Kristen Nygaard who together with Ole-Johan Dahl invented Simula
At 49:43, the code for the ranged loop is wrong, it should be for(auto& x : s) x->draw();
Some of the other examples were also missing semicolons.
Christ it takes a bit for Bjarne to actually get on the stage doesn’t it?
His accent is the best I've ever heard. It's so classy.
His talk starts at 7 20.
I love the way this guy talks
What a great answer about not writing language like Java😄😄
Amazing man!
The 186 people who disliked this can't keep up with Mr. Stroustrup.
i love his very subtle sarcasm
Bjarne was always one of my Gurus. When turned this video, I was wondering If I be able to make any sort of comment to it. Well:
14:16 "Complexity of code should be proportional to the complexity of the task"...
What failed during last 20 years and why do we have so many "N Gibabyte Fat" crapware...
Pretty much perfect for an hour and a half ...
Funny thought of Stroustrup on computer scientists at 40:25 😂😂😂
The language of languages.
Good listening to the master.
This is so content rich.
Even c++’s creator thinks it’s designed using poor principles. I would bet that the greatest cost of unsafe languages has been security fails. It’s easily in the billions. But once a language is entrenched, it just keeps on trucking. I bet it would still be there in decades to come.
1:31:30 Actually not even C can agree on ABI calling convention between 64-bit Linux and 64-bit Windows running on x86-64 CPU on identical hardware. There's little hope for C++ to have a standard before there's an agreed upon standard on C.
7 and a half minutes of introduction? Did I end up in real life somehow? 🤔
Haha, legendary Bjarne "First of all, i dont go round killing people"
What did he mean by this comment?
I can understand those sighs... a most pragmatic guy invents a language that gets used in the most impractical ways.
I don't think we should even *know* the wrong ways of doing things... Nobody teaches non-generic Java or C#, you have to figure it out for yourself when you come across it, and neither Java or C# has an international standards committee dedicated to them, so how come C++ can't get its act together in that regard? The committee should enforce compilers marking certain language constructs as obsolete, but the committee has an abusive relationship with compiler makers and we wonder why the committee stays ("had pizza" comes to mind).
Scotland from C to C++.
If you want to be in the field you should learn at least 2 preferably 5 maybe a few more.
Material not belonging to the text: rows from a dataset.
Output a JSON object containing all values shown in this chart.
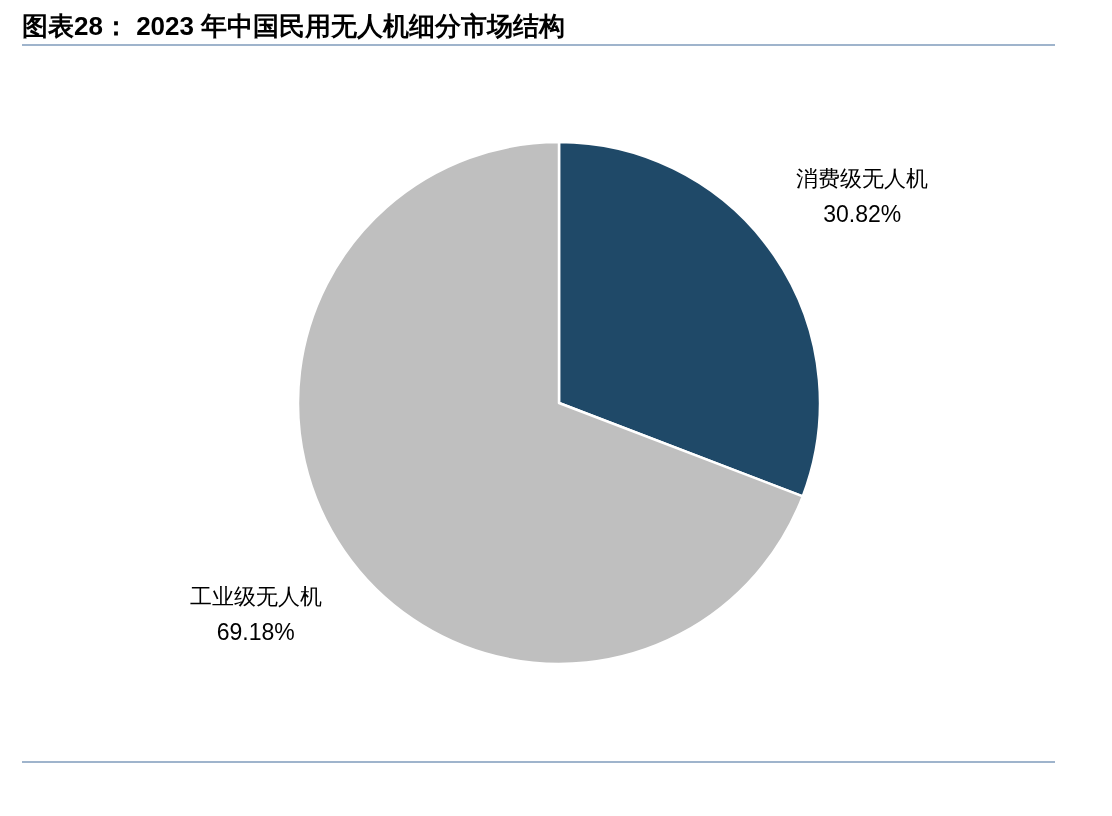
{
  "chart_data": {
    "type": "pie",
    "title": "图表28： 2023 年中国民用无人机细分市场结构",
    "categories": [
      "消费级无人机",
      "工业级无人机"
    ],
    "values": [
      30.82,
      69.18
    ],
    "colors": [
      "#1f4968",
      "#bfbfbf"
    ],
    "value_labels": [
      "30.82%",
      "69.18%"
    ]
  }
}
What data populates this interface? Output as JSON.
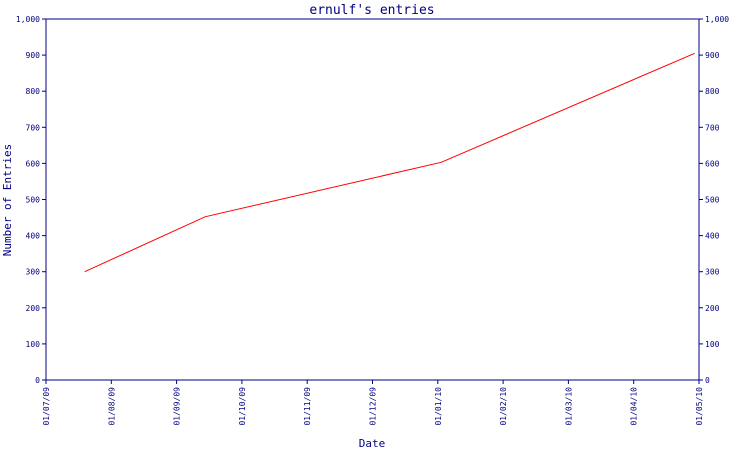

Thanks for this channel very exquisite
C++ is everything you could want it to be; it's a beautiful language.
It's pretty powerful,but also hard to control
Frankly you are insane
Tyler Minix "Beautiful" as in "it's what's on the inside that counts," because it's horendeus to look at 😀
Thank you .... Morgan Stanley , speaker Bjarne Stroustrup & Dave Robertson @ University of Edinburgh
Love Christopher Guest, he's the man of thousand faces!!!
@42:50 is he talking about nulling the pointers such as by nulling them the pointers arent actually referencing anything by the time the function is out of scope or is this some other way? i thought nulling a point led to undefined behavior.
Since C++11 there is a feature called nullptr.